Mais non, si un adulte reçoit un diagnostic de maladie mentale, rapidement il est informé de son choix d’en parler ou pas. Est-ce que ce choix est proposé lorsqu’une personne reçoit un diagnostic de cancer ? Probablement pas, car les équipes traitantes savent et sont convaincues qu’un long processus s’entame et que « L’individu malade » aura besoin de sa famille et de ses amis pour passer au travers de cette dure épreuve.
Pourquoi en est-il de même lorsqu’on parle de maladie mentale ? Probablement parce que la maladie mentale est encore très tabou dans notre société d’aujourd’hui et cela même si la majorité des spécialistes s’entendent pour dire qu’une personne sur cinq (20%) s’offrira un jour ou l’autre de maladie mentale. (+- 76 000 Lavallois)

Quoi faire alors ? Chaque fois que nous parlons de ces événements tragiques, j’ai une pensé pour la famille de Mme Gill. J’aurais aimé qu’un intervenant, une personne ou un ami de la famille connaisse ou parle de notre association à cette famille et lui remette notre dépliant ou notre numéro de téléphone. Car selon moi ce geste aurait pu être évité. Nous aidons plus de 2000 familles chaque année à Laval, et cela, gratuitement. Nous aurions pu accompagné cette famille et nous le pouvons encore aujourd’hui ci tel est le besoin de cette famille.
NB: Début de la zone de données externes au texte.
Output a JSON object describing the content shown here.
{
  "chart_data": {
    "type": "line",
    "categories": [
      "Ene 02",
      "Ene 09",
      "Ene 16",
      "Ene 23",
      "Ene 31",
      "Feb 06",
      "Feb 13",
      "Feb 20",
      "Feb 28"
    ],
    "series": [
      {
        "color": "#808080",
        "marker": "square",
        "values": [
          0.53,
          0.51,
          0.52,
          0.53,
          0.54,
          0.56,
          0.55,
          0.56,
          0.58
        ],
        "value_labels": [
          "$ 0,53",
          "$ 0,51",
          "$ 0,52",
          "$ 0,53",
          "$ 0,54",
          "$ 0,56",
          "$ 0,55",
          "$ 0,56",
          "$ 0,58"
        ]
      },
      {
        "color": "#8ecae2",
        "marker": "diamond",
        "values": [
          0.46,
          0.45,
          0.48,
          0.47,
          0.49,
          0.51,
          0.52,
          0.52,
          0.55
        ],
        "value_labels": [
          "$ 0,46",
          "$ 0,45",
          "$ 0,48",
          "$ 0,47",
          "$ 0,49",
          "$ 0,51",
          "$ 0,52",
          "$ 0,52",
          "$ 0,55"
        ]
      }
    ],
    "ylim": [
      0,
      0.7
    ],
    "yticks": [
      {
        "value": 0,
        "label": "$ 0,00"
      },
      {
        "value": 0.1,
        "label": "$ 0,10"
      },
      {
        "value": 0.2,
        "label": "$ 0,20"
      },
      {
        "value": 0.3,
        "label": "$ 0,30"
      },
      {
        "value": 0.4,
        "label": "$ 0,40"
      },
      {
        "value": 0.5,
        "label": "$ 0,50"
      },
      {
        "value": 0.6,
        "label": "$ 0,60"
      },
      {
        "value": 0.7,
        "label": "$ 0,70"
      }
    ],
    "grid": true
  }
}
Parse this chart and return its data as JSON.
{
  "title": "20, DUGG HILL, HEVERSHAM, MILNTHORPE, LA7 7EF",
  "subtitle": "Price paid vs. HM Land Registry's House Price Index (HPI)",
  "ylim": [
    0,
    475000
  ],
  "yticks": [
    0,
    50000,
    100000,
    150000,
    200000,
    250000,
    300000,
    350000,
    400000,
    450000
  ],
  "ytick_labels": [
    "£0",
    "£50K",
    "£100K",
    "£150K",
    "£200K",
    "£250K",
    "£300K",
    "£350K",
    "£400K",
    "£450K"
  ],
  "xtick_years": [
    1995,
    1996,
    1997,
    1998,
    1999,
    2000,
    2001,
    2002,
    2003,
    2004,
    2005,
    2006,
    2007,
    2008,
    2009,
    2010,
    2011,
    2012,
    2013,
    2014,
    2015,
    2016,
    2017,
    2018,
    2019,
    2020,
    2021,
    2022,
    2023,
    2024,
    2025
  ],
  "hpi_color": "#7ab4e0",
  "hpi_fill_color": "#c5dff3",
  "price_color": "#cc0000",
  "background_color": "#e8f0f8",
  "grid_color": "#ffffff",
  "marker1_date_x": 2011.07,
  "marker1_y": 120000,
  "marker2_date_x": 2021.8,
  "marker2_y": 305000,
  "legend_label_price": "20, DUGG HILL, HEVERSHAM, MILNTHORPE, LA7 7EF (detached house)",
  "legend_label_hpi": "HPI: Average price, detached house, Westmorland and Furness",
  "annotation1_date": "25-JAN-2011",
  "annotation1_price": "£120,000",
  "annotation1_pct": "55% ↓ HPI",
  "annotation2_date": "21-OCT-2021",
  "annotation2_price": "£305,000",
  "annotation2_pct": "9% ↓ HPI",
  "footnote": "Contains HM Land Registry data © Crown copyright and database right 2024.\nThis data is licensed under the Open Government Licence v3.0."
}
Est-ce que vous êtes prêts à lui remettre notre dépliant à elle et au millier d’autre famille qui pourrait se retrouver dans cette situation ?
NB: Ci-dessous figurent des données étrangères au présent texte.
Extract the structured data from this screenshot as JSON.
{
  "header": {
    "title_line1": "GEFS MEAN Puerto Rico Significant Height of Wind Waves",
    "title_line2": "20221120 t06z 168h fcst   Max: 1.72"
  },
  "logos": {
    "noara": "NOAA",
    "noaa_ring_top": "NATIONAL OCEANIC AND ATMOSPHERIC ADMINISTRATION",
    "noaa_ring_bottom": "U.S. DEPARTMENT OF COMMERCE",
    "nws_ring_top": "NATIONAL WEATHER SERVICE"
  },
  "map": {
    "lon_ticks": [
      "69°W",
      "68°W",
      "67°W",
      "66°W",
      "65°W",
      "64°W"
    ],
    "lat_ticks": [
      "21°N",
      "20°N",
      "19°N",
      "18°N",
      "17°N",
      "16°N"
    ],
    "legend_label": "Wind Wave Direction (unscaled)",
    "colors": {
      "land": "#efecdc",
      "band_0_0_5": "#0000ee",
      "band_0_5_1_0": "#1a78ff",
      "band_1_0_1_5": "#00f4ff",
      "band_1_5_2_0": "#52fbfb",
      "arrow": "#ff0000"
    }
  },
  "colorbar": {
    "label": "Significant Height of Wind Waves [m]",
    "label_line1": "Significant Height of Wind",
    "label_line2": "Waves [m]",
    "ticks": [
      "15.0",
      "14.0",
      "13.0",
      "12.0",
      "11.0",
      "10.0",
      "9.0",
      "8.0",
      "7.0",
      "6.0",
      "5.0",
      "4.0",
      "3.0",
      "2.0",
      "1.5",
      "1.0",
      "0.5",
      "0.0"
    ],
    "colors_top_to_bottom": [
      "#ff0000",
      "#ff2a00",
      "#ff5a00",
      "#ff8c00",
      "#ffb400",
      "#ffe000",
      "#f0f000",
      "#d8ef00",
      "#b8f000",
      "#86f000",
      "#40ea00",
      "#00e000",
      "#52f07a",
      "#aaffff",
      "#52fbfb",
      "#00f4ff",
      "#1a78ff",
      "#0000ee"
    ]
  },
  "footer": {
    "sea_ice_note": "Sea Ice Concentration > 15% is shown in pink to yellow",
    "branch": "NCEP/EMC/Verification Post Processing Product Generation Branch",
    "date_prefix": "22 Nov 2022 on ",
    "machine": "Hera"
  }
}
« Trébucher peut prévenir une chute. » Thomas Fuller

Michel Trahan

Commentaire mis en ligne le 15 septembre 2008
Peut-être que madame Gill devrait ce demander pourquoi le gouvernement ne mais pas plus d’effort à prévenir une autre tragédie. Pourquoi le gouvernement n’investi pas dans des programmes qui pourraient avoir un impact positif dans la vie d’une personne troublé.

La duplication de loi déjà existante, imposer aux tireurs sportifs ne pourra pas empêcher une autre fusillade, pas plus que le registre des armes à feu créer suite à la tragédie de la polytechnique n’a été capable de prévenir celle de Dawson.

Plus de paperasse ne peut pas sauver des vies, mais plus de temps et d’argent disponible pour les travailleurs sociaux oui. Plus de temps et d’argent pour prévenir le suicide, plus de temps et d’argents pour aider les gens avec des problèmes d’alcool et ou de drogue pourrait aussi avoir un impact positif dans la vie de quelqu’un...

La violence et l’agression ne sont pas des problèmes d’objet, ce sont des problèmes de comportement…. Ignorer la source du problème de la fera pas disparaître.